彼の隣で乾杯を
ただ、私がイタリア出張から戻った頃にはもうエディーは仕事以外で女性をエスコートすることなどほとんどなくなっていた。エディーの人生観を変えてしまうほどの女性に出会ったからだ。
相手はもちろん私ではない。

最近、私との写真を撮られていたのも間違いないけれど、それは友人として会っていただけでデートでも密会でもない。ましてや決して2人きりなどではない。

パパラッチたちは自分たちに都合がいいように画像を切り取って使うため、確かに写真だけ見ると二人で会っているように見えなくもない。

写真を撮られたその時はエディーの大事な彼女も一緒にいた。
私に大事な彼女を紹介してくれた食事会だったのだ。

店から出る時にたまたま私とエディーが話をしていたから二人並んでいた状態になっていて、そこをパパラッチたちが撮影したのだ。

おまけに店を出た時、ニコラスは車を回すためその場にいなかった。
私たちの後ろにはマスコミに顔バレしていない地味顔の日本人男性秘書とエディーの彼女がいたのだけど、彼らは私がエディーの本命だと決めてかかっているから秘書と控えめな彼女のことは目に入らなかったらしい。

パパラッチたちは高級焼肉店から堂々と肩を並べて出てきた私とエディーの姿を写真に収めながら「ご結婚の予定は?」「結婚式はいつ?」「新居はどこの国に?」と叫んでいた。
こうなったら今、本物の彼女の存在を知られるわけにはいかない。

控えめで幼気な彼女をこんな悪意の前に晒すわけにはいかない。
私は無言でエディーの隣に並んだ。エディーも瞬時に私の意図に気付き私に一歩近づいた。

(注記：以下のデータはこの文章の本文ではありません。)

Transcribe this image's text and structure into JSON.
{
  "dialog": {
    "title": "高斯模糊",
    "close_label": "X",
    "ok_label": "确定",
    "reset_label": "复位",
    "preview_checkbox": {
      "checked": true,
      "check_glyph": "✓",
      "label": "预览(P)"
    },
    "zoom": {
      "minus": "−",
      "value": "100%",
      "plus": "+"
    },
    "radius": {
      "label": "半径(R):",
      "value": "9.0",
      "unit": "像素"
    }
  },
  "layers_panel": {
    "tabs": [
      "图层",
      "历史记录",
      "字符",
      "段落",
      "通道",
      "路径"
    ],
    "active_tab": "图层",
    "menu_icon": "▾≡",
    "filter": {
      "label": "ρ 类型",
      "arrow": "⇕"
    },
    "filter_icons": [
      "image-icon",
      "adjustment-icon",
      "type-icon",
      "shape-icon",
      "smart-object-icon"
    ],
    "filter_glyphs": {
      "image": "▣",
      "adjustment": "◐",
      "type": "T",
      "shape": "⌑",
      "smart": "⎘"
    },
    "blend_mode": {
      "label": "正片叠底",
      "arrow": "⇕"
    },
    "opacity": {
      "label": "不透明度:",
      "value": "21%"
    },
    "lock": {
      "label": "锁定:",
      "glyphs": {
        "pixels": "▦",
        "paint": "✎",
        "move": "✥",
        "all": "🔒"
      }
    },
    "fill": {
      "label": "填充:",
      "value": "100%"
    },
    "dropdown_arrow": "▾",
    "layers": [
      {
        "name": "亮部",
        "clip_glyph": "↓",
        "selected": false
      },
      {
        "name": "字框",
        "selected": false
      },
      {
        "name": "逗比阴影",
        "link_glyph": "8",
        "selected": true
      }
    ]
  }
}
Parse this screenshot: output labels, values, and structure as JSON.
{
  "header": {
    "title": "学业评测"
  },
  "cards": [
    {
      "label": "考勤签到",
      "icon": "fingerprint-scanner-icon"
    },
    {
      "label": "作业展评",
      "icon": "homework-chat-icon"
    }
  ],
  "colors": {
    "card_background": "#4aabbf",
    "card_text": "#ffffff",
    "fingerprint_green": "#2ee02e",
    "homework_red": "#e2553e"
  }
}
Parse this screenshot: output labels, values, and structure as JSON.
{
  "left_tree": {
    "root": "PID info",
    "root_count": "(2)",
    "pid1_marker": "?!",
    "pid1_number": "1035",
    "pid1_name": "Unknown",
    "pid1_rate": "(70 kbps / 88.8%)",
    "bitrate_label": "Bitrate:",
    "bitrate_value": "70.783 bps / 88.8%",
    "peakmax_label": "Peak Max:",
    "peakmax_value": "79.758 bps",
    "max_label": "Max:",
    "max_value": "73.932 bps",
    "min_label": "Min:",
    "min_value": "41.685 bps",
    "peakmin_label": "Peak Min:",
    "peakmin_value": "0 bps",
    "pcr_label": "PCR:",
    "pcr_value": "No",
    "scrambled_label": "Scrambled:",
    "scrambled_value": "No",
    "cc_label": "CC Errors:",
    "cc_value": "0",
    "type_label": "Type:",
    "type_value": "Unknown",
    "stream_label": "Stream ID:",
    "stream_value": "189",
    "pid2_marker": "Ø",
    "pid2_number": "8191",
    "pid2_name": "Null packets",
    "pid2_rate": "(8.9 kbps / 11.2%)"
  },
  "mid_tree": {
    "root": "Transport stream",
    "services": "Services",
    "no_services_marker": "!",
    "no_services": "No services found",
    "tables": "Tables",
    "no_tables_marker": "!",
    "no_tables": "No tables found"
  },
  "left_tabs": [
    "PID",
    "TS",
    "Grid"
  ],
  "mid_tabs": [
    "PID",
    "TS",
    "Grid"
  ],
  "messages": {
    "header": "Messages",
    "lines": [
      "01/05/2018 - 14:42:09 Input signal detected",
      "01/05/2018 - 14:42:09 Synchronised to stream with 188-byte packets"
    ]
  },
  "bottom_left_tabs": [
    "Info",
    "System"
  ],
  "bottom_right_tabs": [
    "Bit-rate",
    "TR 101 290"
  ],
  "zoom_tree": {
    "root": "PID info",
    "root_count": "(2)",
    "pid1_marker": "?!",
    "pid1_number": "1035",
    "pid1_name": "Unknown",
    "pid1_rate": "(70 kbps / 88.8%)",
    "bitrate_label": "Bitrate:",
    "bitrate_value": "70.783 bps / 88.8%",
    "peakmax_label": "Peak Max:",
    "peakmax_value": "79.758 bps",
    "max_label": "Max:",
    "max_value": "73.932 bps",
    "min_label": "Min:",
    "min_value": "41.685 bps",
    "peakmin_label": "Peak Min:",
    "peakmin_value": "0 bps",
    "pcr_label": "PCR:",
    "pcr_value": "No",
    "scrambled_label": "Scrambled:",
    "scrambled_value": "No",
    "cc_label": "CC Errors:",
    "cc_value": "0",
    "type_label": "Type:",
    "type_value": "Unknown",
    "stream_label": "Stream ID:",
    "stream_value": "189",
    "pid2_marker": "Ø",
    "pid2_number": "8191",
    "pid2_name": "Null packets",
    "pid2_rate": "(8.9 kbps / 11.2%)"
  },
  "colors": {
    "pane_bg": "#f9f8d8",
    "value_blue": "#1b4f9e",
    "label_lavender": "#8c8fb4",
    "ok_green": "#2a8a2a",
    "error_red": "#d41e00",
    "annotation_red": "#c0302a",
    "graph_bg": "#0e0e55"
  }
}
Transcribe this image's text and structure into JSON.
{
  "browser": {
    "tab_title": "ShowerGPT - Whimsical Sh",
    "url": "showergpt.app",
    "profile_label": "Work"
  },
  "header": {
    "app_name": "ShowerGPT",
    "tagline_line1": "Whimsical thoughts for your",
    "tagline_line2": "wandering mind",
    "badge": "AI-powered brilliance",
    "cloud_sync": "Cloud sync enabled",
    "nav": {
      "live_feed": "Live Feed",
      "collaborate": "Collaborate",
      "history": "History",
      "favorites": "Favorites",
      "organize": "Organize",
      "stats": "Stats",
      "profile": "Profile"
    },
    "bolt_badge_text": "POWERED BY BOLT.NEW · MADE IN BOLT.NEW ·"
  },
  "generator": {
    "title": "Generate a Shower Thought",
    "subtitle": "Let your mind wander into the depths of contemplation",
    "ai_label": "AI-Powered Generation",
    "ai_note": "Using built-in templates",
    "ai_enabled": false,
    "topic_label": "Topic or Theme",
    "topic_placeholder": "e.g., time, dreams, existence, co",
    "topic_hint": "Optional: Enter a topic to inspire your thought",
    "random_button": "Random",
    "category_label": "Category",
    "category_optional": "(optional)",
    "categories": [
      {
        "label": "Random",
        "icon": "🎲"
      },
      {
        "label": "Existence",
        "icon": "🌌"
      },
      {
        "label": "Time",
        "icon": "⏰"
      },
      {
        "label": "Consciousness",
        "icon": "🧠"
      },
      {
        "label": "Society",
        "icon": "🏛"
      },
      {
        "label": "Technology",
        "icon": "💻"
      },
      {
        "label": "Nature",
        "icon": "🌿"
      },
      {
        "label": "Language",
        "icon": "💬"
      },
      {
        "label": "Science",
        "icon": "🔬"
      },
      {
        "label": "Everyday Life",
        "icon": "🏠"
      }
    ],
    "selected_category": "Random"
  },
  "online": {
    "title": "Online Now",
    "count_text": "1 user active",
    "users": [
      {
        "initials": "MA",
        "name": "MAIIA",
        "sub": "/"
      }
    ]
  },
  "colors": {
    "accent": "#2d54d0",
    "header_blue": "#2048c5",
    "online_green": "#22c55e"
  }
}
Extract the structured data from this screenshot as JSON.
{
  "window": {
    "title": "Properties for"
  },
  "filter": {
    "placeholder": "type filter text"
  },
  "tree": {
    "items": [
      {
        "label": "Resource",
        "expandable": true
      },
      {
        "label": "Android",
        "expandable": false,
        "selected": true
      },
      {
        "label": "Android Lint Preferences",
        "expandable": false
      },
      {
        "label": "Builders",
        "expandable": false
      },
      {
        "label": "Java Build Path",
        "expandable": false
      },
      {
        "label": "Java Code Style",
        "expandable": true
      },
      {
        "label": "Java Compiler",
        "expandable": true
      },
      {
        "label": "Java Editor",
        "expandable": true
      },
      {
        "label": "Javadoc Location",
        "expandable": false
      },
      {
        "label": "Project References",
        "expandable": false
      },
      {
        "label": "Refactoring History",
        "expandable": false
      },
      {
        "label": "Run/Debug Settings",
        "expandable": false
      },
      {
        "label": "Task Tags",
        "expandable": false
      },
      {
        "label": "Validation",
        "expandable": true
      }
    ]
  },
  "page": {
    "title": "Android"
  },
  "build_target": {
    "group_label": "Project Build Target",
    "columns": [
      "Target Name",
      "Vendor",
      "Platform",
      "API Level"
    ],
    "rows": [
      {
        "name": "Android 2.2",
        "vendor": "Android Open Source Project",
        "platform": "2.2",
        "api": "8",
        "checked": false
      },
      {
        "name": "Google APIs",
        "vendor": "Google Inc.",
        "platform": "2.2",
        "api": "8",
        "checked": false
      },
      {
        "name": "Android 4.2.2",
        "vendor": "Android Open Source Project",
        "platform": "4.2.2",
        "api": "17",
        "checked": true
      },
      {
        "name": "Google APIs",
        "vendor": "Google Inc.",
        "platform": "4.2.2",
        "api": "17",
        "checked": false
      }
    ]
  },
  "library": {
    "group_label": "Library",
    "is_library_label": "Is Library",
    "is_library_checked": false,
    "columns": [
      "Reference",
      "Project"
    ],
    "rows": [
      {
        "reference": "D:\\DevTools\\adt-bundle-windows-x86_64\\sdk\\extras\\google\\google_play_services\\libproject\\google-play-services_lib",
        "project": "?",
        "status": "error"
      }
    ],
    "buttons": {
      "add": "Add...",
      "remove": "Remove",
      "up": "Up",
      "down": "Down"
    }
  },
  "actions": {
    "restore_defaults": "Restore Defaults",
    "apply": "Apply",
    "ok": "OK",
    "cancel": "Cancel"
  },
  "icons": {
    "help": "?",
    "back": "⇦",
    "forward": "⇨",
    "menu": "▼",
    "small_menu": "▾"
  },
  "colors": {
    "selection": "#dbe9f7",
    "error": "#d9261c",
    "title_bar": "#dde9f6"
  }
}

「世界中にいるあなたの愛人たちはどうするんですか?」

一瞬エディーの端正な顔がきゅっと引き締まったけれど、すぐにポーカーフェイスに戻り、質問をしたパパラッチに「世界中どこを探しても愛する女性は一人しかいない」と告げて私の腰に手を回しエスコートするようにリムジンに乗せたのだ。

大事な彼女はパパラッチを避け地味顔の秘書によって先にリムジンに乗せられている。
彼女をパパラッチたちの目から隠すためだったとはいえ、見ようによっては私がエディーの恋人に見えなくもない。